C++14 draft n4140 reads

T shall be an enumeration type

for template <class T> struct underlying_type.

How bad is it to write

std::conditional_t<std::is_enum<T>::value, std::underlying_type_t<T>, foo>

when T can be an arbitrary type? Will I step onto an UB and will the compiler delete my $HOME (because language lawyers say "anything can happen under an UB") ?

Answer 1

Will I step onto an UB [...]

Technically, yes. But practically, it just won't compile for non-enumeration types. When you write:

std::conditional_t<std::is_enum<T>::value, std::underlying_type_t<T>, foo>;    
                                           ^^^^^^^^^^^^^^^^^^^^^^^^^

That template parameter must be evaluated before the conditional template can be instantiated. This is equivalent to all function arguments having to be invoked before the body of the function begins. For non-enumerated types, underlying_type<T> is incomplete (sure it's specified as undefined in the standard but let's be reasonable), so there is no underlying_type_t. So the instantiation fails.
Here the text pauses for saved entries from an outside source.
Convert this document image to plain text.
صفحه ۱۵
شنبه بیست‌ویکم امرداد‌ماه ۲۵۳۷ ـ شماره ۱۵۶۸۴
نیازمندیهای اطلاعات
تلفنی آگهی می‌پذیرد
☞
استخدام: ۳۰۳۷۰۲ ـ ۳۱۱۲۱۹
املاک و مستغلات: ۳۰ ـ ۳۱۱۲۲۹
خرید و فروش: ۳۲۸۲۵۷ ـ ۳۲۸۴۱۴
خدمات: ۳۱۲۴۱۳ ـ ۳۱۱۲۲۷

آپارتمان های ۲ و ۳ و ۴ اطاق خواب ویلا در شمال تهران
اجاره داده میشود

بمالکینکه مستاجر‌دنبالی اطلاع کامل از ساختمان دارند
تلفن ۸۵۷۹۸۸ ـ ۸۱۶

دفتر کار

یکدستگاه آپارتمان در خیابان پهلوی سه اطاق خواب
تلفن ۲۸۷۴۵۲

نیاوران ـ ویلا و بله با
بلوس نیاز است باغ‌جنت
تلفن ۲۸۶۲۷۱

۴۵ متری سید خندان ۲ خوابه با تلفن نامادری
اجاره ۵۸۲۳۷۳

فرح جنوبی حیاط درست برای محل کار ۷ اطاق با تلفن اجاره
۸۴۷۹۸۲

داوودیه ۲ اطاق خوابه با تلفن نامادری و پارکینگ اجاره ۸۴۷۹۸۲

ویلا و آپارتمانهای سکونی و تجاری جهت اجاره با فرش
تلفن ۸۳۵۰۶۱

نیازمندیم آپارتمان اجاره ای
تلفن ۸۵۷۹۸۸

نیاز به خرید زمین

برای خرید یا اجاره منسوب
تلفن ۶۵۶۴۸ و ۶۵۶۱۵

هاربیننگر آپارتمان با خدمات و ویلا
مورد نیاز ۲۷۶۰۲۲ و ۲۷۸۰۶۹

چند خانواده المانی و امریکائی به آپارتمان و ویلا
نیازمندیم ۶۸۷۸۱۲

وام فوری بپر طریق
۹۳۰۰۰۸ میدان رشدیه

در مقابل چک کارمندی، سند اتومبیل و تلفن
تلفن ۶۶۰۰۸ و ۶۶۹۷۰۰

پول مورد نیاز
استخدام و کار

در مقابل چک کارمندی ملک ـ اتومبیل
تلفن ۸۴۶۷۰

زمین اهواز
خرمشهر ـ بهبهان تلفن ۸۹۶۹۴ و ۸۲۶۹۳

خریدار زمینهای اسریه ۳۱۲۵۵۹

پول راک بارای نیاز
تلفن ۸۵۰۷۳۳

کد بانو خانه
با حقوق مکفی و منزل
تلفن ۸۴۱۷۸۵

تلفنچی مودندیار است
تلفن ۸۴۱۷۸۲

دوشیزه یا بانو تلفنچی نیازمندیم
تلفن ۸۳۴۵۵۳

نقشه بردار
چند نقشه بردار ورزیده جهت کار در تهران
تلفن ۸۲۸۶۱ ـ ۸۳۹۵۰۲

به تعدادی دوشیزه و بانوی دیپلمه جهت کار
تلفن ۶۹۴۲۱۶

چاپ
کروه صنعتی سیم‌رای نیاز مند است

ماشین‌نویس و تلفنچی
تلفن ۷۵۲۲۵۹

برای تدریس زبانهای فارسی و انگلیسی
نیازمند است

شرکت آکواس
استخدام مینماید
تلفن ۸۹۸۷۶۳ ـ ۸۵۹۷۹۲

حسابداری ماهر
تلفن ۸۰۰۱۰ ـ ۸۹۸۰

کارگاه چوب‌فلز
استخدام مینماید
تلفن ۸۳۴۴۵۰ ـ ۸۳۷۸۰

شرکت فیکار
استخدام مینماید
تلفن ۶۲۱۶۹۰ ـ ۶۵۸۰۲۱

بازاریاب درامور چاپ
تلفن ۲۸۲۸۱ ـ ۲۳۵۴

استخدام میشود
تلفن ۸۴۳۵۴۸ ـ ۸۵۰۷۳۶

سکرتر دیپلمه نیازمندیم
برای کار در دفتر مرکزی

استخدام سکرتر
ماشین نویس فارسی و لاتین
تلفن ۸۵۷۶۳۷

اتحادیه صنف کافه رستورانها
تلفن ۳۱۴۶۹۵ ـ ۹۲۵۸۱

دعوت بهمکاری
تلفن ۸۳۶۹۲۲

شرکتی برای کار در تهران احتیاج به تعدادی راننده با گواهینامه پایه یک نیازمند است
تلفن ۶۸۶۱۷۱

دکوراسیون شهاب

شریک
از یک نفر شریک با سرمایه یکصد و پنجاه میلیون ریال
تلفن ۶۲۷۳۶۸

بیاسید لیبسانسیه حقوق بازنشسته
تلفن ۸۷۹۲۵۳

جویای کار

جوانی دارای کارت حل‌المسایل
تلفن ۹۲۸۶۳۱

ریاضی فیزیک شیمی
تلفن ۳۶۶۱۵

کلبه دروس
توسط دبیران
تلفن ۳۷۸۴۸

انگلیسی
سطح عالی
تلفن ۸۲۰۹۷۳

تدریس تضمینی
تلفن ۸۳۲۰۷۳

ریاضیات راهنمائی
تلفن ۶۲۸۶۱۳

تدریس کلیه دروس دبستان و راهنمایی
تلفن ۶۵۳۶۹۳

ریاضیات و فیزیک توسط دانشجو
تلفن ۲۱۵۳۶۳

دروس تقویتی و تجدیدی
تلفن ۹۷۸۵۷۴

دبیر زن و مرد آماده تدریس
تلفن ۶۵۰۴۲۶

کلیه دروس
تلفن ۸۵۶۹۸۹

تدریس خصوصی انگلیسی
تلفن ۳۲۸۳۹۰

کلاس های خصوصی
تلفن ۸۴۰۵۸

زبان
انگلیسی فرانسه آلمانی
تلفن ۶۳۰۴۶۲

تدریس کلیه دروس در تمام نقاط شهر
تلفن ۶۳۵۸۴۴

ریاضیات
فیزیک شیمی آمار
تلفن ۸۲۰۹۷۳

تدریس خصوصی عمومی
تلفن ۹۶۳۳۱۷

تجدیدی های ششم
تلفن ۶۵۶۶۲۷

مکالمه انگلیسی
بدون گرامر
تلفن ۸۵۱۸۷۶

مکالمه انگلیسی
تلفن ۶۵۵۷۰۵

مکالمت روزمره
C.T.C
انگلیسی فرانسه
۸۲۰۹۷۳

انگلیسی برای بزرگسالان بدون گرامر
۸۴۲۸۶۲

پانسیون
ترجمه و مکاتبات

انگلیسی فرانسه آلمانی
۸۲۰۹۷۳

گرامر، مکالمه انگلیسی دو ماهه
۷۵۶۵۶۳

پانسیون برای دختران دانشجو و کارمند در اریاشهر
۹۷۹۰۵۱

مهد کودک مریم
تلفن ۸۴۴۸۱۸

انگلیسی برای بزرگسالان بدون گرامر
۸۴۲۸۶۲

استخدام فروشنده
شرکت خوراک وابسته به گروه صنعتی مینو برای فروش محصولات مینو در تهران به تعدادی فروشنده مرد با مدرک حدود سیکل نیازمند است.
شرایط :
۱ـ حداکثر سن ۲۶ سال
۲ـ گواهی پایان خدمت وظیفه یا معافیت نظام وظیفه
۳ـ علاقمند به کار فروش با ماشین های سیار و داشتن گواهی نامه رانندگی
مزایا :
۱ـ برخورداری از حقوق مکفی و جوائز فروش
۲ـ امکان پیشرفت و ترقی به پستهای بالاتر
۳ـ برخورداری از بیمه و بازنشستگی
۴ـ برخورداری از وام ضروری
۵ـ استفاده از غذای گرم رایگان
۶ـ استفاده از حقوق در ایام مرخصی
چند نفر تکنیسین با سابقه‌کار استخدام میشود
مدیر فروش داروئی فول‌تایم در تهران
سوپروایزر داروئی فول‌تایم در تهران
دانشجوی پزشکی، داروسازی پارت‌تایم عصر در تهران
What you need to do is delay the instantiation in that case:

template <class T> struct tag { using type = T; };

typename std::conditional_t<
    std::is_enum<T>::value,
    std::underlying_type<T>,
    tag<foo>>::type;

Now, our conditional instead of selecting types is selecting a metafunction! underlying_type<T>::type will only be instantiated for T being an enum. We additionally have to wrap foo to turn it into a metafunction.

This is a common pattern and was a special thing in Boost.MPL called eval_if, which would look like:

template <bool B, class T, class F>
using eval_if_t = typename std::conditional_t<B, T, F>::type;

Note that we're both using conditional_t and ::type.